Today Brohman-Way takes five pills a day but otherwise lives a normal life, working as a high school teacher and mothering her sons, aged 12 and 10.                             

“I feel fine,” she said.                             

But when her heart was stopping and starting, she understood she was dying. She thought about her children and husband Shawn and how they would fare without her.                            

“When my heart stopped at home, that’s the one I remember the most clearly,” she said this week from her Waterloo home.                             

She regained consciousness on a stretcher with a paramedic giving her chest compressions.                             

“I could see my mom and my husband and I could see their faces and for sure, that registered what had just happened.                             

“It’s not something that I’m ever sad about, looking back on it in all honesty. It was a pretty awesome experience. And I mean that in the truest sense of the word. You saw what the medical community is capable of.”                             

St. Mary’s demonstrates good benchmarks in the quality of care it provides to heart-attack victims. The hospital is readmitting fewer heart-attack patients after discharging them, suggesting stronger recovery at home. Its latest readmission rate falls below the average for the province, nation and comparable hospitals.                             

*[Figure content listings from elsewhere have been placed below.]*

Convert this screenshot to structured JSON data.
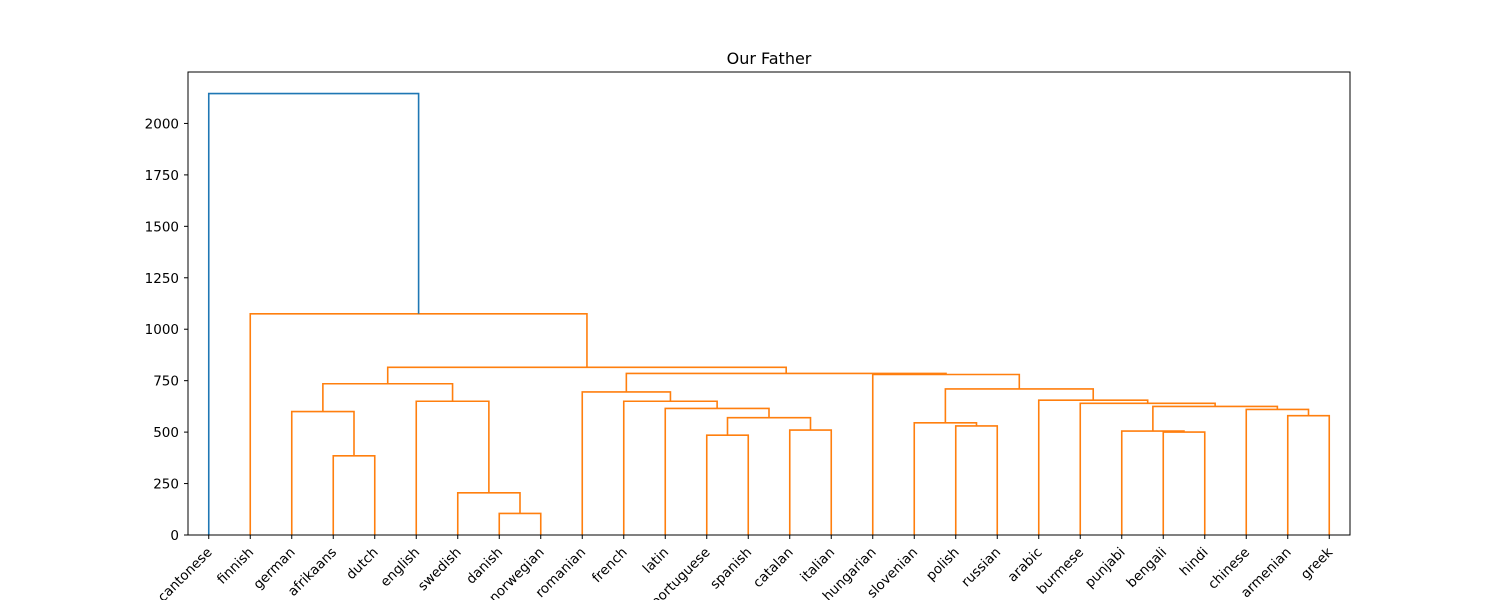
{
  "chart_data": {
    "type": "dendrogram",
    "title": "Our Father",
    "xlabel": "",
    "ylabel": "",
    "ylim": [
      0,
      2250
    ],
    "yticks": [
      0,
      250,
      500,
      750,
      1000,
      1250,
      1500,
      1750,
      2000
    ],
    "ytick_labels": [
      "0",
      "250",
      "500",
      "750",
      "1000",
      "1250",
      "1500",
      "1750",
      "2000"
    ],
    "grid": false,
    "leaves": [
      "cantonese",
      "finnish",
      "german",
      "afrikaans",
      "dutch",
      "english",
      "swedish",
      "danish",
      "norwegian",
      "romanian",
      "french",
      "latin",
      "portuguese",
      "spanish",
      "catalan",
      "italian",
      "hungarian",
      "slovenian",
      "polish",
      "russian",
      "arabic",
      "burmese",
      "punjabi",
      "bengali",
      "hindi",
      "chinese",
      "armenian",
      "greek"
    ],
    "colors": {
      "root_link": "#1f77b4",
      "cluster": "#ff7f0e"
    },
    "merges": [
      {
        "a": "leaf:7",
        "b": "leaf:8",
        "height": 105,
        "color": "cluster"
      },
      {
        "a": "leaf:6",
        "b": "m:0",
        "height": 205,
        "color": "cluster"
      },
      {
        "a": "leaf:3",
        "b": "leaf:4",
        "height": 385,
        "color": "cluster"
      },
      {
        "a": "leaf:12",
        "b": "leaf:13",
        "height": 485,
        "color": "cluster"
      },
      {
        "a": "leaf:23",
        "b": "leaf:24",
        "height": 500,
        "color": "cluster"
      },
      {
        "a": "leaf:22",
        "b": "m:4",
        "height": 505,
        "color": "cluster"
      },
      {
        "a": "leaf:14",
        "b": "leaf:15",
        "height": 510,
        "color": "cluster"
      },
      {
        "a": "leaf:18",
        "b": "leaf:19",
        "height": 530,
        "color": "cluster"
      },
      {
        "a": "leaf:17",
        "b": "m:7",
        "height": 545,
        "color": "cluster"
      },
      {
        "a": "m:3",
        "b": "m:6",
        "height": 570,
        "color": "cluster"
      },
      {
        "a": "leaf:26",
        "b": "leaf:27",
        "height": 580,
        "color": "cluster"
      },
      {
        "a": "leaf:2",
        "b": "m:2",
        "height": 600,
        "color": "cluster"
      },
      {
        "a": "leaf:25",
        "b": "m:10",
        "height": 610,
        "color": "cluster"
      },
      {
        "a": "leaf:11",
        "b": "m:9",
        "height": 615,
        "color": "cluster"
      },
      {
        "a": "m:5",
        "b": "m:12",
        "height": 625,
        "color": "cluster"
      },
      {
        "a": "leaf:21",
        "b": "m:14",
        "height": 640,
        "color": "cluster"
      },
      {
        "a": "leaf:10",
        "b": "m:13",
        "height": 650,
        "color": "cluster"
      },
      {
        "a": "leaf:5",
        "b": "m:1",
        "height": 650,
        "color": "cluster"
      },
      {
        "a": "leaf:20",
        "b": "m:15",
        "height": 655,
        "color": "cluster"
      },
      {
        "a": "leaf:9",
        "b": "m:16",
        "height": 695,
        "color": "cluster"
      },
      {
        "a": "m:8",
        "b": "m:18",
        "height": 710,
        "color": "cluster"
      },
      {
        "a": "m:11",
        "b": "m:17",
        "height": 735,
        "color": "cluster"
      },
      {
        "a": "leaf:16",
        "b": "m:20",
        "height": 780,
        "color": "cluster"
      },
      {
        "a": "m:19",
        "b": "m:22",
        "height": 785,
        "color": "cluster"
      },
      {
        "a": "m:21",
        "b": "m:23",
        "height": 815,
        "color": "cluster"
      },
      {
        "a": "leaf:1",
        "b": "m:24",
        "height": 1075,
        "color": "cluster"
      },
      {
        "a": "leaf:0",
        "b": "m:25",
        "height": 2145,
        "color": "root_link"
      }
    ]
  }
}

Another benchmark suggests St. Mary’s is increasingly providing cardiac care that meets best practices, exceeding provincial, national and comparable averages. Patients are also less likely to die of heart attacks while in the hospital.                            

St. Mary’s will celebrate 10 years of cardiac excellence Thursday at a hospital event that’s already filled.                             

Cardiac services continue to expand at St. Mary’s, in part to keep even more cardiac patients at home. There’s new technology, for example, to help diagnose heart blockages and fundraising is underway to further improve the regional centre.